Europe and the Challenge of AI Regulation in the Financial Sector
While the advancement of Artificial Intelligence (AI) promises enormous benefits for society and the economy, it also carries significant risks. These risks, due to the complexity, opacity, and autonomy of AI systems, make it difficult for regulators to ensure compliance with existing laws and to determine liability in the event of failures. This problem is particularly acute in financial markets, where an AI system failure can have disastrous consequences for both individuals and market stability.
The European Union is trying to bridge the gap between the existing legal framework and the evolution of AI. Current legislative tools include the AI Act, which introduces preventive obligations, and the proposed AI Accountability Directive, which aims to create an accountability framework. These regulations aim to ensure that AI systems are human-centered, ethical, explainable, sustainable, and respectful of fundamental rights.
The recent paper by Maria Lillà Montagnani, Marie-Claire Najjar and Antonio Davola, titled “The EU Regulatory approach(es) to AI liability, and its Application to the financial services market” explores these very issues. The authors highlight how AI can bring significant benefits, but also considerable risks, especially in complex sectors such as financial services. They stress the importance of a legal framework that can balance technological innovation with the need to protect the rights of individuals and market stability.
A case in point about the risks of AI in financial markets is that of Tyndaris SAM and VWM Limited. In 2017, Tyndaris had signed an agreement with VWM to operate an account using an AI supercomputer, K1, capable of predicting market sentiment and providing trading signals based on real-time news and social media data. However, the system incurred in significant losses, leading VWM to request a trading suspension and take legal action against Tyndaris. This case, analyzed in the paper, highlights how AI, if not properly supervised, can pose serious risks.

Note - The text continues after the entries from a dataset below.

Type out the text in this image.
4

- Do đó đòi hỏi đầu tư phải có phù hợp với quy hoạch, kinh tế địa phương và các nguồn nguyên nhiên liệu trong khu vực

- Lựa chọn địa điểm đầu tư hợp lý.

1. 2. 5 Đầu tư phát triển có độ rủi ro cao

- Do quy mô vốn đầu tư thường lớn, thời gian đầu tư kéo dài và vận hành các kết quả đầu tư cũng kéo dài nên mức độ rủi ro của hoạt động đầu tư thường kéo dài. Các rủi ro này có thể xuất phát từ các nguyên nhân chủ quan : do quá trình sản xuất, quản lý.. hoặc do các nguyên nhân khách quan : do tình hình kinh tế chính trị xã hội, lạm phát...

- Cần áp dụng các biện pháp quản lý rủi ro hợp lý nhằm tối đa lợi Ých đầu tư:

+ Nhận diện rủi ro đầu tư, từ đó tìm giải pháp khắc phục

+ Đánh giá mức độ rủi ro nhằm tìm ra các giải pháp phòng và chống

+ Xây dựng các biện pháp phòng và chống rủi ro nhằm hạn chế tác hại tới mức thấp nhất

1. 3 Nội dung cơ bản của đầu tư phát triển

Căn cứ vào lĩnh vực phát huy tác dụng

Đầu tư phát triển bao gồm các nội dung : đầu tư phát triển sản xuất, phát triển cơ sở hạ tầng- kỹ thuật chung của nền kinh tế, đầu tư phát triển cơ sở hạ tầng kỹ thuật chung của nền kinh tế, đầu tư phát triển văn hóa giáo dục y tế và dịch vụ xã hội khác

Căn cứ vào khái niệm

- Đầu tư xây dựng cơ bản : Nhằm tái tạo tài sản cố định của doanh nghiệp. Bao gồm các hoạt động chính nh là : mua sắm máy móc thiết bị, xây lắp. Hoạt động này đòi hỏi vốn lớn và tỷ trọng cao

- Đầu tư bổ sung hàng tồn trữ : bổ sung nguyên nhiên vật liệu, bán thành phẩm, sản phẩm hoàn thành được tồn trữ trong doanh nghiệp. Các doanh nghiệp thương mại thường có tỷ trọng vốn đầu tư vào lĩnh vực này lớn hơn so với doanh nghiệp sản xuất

The financial sector is particularly vulnerable to AI because of its dependence on external data and the need to adapt quickly to new inputs. The characteristics of AI, such as the ability to self-learn and the opacity of decision-making processes, make it difficult to assign responsibility for harm. For example, an AI-based credit scoring system may unfairly discriminate against certain groups of people, or a high-frequency trading algorithm may amplify market volatility, with knock-on effects on the economy.
To address these issues, the EU introduced the AI Act, which distinguishes between high- and low-risk AI systems and imposes specific obligations to ensure the transparency, robustness and security of AI systems. In case of violations, severe penalties may be levied to enforce compliance.
In parallel, the proposed AI Liability Directive provides mechanisms to ease the burden of proof for victims of harm caused by AI systems. For example, national courts can order the disclosure of relevant evidence to support liability claims. In addition, legal presumptions are introduced to make it easier to prove the causal link between the use of an AI system and the harm suffered as a result of that use.
These regulations will have a significant impact on financial markets, where the intensive use of AI-based technologies requires strict oversight to prevent systemic damage. AI regulation in the financial sector must therefore be coordinated with existing sector regulations, such as the DORA regulation, which aims to ensure the digital operational resilience of financial entities.
Maria Lillà Montagnani, Professor of Business Law at Bocconi University in Milan, says, “The main challenge for regulators is to strike a balance between technological innovation and the protection of fundamental rights. AI regulation must be strict to ensure security and transparency, but also flexible so as not to stifle innovation.”
In conclusion, the EU's approach to AI regulation, as highlighted in the paper by Montagnani, Najjar and Davola, seeks to balance innovation with consumer protection, creating an environment of trust necessary for AI development. This strategy is crucial to ensuring that AI can benefit society without compromising fundamental rights and economic stability.